The morning we met I was having coffee with a good friend. She and I were commiserating our singles lifestyle; empathizing with each other our loneliness; encouraging one another to be hopeful about the future. We broached the subject of building a non-traditional family, speaking about whether or not separately we wanted to become single parents. I pondered, if I were to be a father should I adopt or should I have a baby with a friend? She weighed the pros and cons of calling on a gay friends to be a sperm donor. I left the coffee shop feeling lonely and frustrated. I wondered if I had made the right choice with respect to living in California. I asked myself, should I return to Chicago where there is a comfortable, built-in support system to help me weather the emotional storms? Was I pursuing my life’s work as a fundraiser for the performing arts or should I become a teacher? How would I support a child? Should I grocery shop or order take out that night? I did what anyone questioning himself might do; I went shopping.
It was after fruitful visits to Banana Republic and Zara—and an acknowledgement I had all the goods I needed—that I derailed a jaunt to the Saks Fifth Avenue men’s store for a walk instead to MUNI and a bus ride home (MUNI is the public transportation service in San Francisco). Fortunately, before reaching the bus, I passed by the Macy’s men’s store, where, upon breezing by a handsome man, inertia took hold. I stopped, turned around and recognized in C’s eyes a familiarity known deep within my soul but unknown to me until that moment. Skittishly, we both moved along from that familiar glance only to look back once more, stop again, turn around, and walk toward one another to meet. We traded phone numbers after a short amount of time exchanging pleasantries. When I moved from him to continue my walk to MUNI, I looked up to Him and, quietly, said aloud “thank you.” C and I had our first date the next week and have been together since.

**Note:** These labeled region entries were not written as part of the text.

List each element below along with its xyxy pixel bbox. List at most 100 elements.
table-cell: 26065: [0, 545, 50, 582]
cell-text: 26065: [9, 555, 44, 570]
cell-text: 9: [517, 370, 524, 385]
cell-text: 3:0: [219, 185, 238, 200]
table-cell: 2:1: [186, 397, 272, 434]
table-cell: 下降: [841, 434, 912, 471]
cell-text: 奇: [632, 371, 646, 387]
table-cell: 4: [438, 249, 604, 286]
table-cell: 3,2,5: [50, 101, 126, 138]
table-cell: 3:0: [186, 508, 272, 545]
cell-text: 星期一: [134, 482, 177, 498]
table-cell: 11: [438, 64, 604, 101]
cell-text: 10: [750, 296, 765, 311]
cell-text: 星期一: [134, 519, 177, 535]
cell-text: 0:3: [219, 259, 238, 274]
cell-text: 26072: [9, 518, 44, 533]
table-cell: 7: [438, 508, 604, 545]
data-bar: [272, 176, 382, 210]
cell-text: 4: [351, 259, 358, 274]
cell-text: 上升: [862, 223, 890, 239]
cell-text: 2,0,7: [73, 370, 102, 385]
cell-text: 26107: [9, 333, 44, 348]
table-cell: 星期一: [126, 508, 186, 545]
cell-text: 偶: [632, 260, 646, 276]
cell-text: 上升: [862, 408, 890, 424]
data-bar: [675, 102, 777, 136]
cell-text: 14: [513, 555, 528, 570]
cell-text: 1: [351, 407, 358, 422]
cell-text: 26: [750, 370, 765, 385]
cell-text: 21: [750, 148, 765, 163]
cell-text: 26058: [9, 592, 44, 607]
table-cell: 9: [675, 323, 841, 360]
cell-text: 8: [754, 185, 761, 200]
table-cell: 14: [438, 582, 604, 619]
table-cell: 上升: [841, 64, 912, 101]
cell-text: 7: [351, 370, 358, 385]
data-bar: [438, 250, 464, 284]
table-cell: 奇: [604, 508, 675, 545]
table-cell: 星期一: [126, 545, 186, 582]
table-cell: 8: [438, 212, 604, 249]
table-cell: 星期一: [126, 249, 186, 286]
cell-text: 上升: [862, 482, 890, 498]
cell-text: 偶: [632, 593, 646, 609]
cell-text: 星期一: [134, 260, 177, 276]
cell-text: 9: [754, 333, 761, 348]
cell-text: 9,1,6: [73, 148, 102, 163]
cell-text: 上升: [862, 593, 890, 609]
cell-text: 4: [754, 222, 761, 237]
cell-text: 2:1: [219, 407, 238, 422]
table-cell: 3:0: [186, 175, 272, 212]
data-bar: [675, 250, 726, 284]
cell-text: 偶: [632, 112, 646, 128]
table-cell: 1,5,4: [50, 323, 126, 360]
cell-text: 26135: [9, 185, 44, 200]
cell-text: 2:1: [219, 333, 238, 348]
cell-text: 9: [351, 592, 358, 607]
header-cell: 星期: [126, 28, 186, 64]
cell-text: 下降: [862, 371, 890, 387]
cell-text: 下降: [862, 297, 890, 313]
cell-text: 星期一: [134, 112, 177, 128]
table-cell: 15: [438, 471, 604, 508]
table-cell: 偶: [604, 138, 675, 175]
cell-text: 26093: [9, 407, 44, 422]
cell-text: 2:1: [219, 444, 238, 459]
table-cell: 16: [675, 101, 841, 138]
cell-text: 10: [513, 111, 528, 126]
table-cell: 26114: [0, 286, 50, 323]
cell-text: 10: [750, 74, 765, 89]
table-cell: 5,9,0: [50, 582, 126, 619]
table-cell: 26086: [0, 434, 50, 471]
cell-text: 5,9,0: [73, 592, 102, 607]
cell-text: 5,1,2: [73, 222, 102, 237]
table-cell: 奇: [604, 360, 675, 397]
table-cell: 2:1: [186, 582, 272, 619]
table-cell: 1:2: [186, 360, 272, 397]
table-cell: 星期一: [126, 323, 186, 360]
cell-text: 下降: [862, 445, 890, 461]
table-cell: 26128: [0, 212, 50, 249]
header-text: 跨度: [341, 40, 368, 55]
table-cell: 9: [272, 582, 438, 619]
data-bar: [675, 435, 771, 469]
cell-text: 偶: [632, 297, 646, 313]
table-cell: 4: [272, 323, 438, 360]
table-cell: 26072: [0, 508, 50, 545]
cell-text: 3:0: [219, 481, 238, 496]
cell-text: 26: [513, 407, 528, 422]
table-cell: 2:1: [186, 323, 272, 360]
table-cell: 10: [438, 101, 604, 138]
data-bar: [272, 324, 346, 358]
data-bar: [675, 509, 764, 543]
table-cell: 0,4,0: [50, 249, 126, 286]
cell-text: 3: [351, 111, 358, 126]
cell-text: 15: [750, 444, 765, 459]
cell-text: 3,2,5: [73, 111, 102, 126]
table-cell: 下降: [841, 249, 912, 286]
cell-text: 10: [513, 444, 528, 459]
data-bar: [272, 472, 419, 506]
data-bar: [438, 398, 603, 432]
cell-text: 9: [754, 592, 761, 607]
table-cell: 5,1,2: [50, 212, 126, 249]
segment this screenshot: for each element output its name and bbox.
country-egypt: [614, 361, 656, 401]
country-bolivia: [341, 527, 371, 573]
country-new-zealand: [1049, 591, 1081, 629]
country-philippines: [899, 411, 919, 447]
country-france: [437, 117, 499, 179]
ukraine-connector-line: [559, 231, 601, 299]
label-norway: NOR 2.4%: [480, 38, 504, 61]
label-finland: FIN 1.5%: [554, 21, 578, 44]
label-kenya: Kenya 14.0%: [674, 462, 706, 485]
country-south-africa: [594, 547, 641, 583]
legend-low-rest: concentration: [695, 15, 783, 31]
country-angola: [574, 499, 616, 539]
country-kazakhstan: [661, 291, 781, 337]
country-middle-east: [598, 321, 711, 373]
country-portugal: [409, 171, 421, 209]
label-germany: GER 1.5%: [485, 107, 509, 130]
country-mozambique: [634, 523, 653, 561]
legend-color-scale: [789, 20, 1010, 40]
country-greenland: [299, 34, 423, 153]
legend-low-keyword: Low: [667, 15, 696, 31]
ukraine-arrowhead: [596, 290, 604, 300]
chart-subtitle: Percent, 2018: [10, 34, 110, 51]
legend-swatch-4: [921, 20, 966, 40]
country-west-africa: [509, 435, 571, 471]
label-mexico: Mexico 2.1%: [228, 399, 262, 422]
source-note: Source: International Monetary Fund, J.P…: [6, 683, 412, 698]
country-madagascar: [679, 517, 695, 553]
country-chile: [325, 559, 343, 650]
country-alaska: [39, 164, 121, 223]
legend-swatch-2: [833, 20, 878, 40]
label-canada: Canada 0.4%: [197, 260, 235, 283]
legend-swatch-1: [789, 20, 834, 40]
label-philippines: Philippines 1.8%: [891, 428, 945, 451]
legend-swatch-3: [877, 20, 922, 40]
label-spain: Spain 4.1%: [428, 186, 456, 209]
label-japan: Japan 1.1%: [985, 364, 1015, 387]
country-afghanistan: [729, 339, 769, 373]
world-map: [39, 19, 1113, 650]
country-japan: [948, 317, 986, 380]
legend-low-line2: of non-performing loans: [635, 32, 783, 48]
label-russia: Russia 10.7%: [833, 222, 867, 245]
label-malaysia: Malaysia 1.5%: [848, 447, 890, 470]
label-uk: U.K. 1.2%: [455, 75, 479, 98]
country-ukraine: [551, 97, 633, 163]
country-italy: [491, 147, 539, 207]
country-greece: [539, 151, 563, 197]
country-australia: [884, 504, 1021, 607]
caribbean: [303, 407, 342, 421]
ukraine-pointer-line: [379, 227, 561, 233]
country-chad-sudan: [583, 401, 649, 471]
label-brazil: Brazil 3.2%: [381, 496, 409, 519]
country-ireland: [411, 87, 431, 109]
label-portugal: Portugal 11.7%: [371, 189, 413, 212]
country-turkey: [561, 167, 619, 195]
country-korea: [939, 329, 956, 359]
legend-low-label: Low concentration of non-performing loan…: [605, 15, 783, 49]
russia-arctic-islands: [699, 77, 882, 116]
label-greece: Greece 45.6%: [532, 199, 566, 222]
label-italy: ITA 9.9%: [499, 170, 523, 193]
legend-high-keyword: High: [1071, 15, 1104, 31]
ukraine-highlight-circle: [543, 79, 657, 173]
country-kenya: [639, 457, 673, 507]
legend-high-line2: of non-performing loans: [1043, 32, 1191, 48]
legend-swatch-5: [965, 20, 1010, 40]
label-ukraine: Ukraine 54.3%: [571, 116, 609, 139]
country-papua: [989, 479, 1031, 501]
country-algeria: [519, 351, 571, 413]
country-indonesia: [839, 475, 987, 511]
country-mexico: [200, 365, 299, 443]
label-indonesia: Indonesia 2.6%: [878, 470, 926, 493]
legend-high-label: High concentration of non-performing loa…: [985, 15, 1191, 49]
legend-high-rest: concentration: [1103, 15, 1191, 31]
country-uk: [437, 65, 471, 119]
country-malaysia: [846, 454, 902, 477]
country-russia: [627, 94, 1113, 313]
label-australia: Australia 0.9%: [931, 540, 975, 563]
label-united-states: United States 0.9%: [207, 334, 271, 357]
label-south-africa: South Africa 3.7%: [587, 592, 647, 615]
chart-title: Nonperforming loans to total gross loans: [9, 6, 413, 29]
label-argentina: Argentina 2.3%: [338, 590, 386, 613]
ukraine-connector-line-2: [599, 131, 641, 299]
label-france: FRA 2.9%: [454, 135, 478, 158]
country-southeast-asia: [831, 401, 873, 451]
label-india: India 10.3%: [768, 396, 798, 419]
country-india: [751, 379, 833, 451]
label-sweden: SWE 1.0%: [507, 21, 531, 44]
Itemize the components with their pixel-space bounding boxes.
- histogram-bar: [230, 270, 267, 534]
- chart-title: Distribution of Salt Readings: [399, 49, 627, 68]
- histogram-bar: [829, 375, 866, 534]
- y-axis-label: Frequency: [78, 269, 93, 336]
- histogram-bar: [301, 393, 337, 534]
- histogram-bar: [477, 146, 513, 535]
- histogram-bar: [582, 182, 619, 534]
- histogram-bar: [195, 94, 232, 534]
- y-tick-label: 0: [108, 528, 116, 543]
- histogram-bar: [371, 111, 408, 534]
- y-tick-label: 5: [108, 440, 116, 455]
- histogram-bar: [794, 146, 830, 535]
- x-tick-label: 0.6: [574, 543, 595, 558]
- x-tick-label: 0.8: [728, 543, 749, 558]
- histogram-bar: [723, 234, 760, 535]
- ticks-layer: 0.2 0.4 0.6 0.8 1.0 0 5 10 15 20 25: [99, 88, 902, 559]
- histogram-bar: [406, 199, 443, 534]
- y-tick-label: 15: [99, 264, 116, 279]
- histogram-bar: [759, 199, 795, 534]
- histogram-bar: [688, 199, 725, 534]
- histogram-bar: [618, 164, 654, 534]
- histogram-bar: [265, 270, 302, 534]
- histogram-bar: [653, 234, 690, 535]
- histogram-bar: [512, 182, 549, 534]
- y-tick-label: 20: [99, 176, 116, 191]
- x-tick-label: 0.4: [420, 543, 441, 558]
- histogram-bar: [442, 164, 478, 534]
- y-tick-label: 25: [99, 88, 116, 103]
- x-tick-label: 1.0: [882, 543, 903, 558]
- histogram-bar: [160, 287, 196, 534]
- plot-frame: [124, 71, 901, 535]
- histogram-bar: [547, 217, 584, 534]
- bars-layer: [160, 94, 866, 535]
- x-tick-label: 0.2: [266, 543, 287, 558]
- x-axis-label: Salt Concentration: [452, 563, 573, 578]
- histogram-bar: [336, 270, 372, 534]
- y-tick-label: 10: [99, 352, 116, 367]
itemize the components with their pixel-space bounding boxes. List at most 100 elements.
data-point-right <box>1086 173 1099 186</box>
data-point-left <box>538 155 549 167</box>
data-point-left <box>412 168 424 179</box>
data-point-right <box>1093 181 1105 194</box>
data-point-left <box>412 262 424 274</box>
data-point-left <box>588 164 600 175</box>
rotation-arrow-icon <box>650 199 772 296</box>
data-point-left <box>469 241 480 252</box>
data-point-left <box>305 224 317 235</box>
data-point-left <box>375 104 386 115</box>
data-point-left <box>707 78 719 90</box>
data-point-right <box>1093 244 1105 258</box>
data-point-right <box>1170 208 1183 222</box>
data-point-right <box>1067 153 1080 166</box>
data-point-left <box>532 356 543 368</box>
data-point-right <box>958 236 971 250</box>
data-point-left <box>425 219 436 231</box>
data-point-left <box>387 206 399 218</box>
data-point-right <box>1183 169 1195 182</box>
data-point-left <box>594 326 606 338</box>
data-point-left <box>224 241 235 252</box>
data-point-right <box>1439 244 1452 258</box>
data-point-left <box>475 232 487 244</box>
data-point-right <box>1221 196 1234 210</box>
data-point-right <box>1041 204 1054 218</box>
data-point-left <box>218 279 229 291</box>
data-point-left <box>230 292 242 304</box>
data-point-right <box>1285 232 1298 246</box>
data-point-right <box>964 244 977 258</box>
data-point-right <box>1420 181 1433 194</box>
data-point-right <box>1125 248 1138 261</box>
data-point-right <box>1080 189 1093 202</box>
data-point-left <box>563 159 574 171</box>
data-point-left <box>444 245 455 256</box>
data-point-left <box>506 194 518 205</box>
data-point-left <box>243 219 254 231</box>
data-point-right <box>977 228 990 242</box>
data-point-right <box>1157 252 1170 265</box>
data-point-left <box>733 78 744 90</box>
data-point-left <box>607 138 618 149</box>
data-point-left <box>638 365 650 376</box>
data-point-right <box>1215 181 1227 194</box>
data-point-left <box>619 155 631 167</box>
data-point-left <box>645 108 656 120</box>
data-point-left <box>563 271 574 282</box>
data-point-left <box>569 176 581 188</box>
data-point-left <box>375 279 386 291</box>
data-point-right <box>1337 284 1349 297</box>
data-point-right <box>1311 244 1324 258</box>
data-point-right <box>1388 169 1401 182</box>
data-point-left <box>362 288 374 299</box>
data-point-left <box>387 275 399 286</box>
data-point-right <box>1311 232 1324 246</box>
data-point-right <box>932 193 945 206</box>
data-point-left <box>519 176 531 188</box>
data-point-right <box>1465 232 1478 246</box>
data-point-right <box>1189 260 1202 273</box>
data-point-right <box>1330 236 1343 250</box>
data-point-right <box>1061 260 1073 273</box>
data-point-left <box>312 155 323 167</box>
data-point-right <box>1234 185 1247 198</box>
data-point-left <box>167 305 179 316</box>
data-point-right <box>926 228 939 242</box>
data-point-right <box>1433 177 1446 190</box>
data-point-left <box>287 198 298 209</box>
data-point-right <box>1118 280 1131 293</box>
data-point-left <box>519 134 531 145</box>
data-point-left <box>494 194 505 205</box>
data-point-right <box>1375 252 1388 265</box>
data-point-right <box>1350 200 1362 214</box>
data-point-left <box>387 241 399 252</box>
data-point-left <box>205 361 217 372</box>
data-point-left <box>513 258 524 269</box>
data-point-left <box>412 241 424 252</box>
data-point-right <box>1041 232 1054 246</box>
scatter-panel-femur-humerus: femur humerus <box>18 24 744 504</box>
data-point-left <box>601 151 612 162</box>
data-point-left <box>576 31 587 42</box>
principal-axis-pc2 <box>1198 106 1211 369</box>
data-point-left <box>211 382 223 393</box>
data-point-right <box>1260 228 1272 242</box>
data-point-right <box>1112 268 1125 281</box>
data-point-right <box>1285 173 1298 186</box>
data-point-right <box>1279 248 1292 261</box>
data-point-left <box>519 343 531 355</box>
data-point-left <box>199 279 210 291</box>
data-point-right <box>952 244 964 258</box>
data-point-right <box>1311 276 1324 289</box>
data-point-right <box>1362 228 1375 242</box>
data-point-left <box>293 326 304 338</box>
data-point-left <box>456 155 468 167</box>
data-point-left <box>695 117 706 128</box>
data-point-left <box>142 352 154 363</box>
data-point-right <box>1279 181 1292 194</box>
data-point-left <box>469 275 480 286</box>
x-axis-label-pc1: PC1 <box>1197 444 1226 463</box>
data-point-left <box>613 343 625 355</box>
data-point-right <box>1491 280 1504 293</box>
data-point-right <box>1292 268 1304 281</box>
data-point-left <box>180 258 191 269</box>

They—those smart people who tell my mother what color is being shown in a given fashion season—told me I would know it when it him me. I am a Virgo: some amount of over analysis and questioning ensued; however, quickly, I deduced, C is it. He is sweet and kind. He is loving and caring. He makes me laugh. I am not nervous about tomorrow with him; rather, with him I look forward to what tomorrow will bring. I am the happiest and most settled I have been in my lifetime, ever. I want to marry this man. However, unfortunately, representing the people and the good state of California, the California Supreme Court has told me I cannot.
My sister has been known to predict important events in the lives of our family and in the lives of some family friends—it has been said she has a connection with the spirit world which leads her to certain conclusions (perhaps more on this in another letter). For a few years now, J has believed I will be settled in my relationship when I reach the age of 42, in 2012. Good timing, I guess, as her son, N, will be at the perfect age to be ring bearer.
My dad called me on the evening the decision was announced after also sending me a text message. We had a nice chat. We said, “I love you” as we always do when we chat. His text and his call were to tell me, “Your gov. (Schwarzenegger) On leno tonight said another proposition will overturn today’s decisions.” I hope this is true. My parents are champions of equal rights for the LGBT community and share with me my joy and my suffering as a gay man. I am so very proud they are proud. I am so very lucky they are my parents.
The Gubernator is probably correct; there will be another ballot initiative. They say as early as 2010. We will overturn this decision. We will re-write inclusion into the state’s constitution and make void the amendment that bans same-sex marriage and strips good and loving people of a basic civil right.
This is what is new with me: I am in love, and I am forever hopeful the right thing will be done.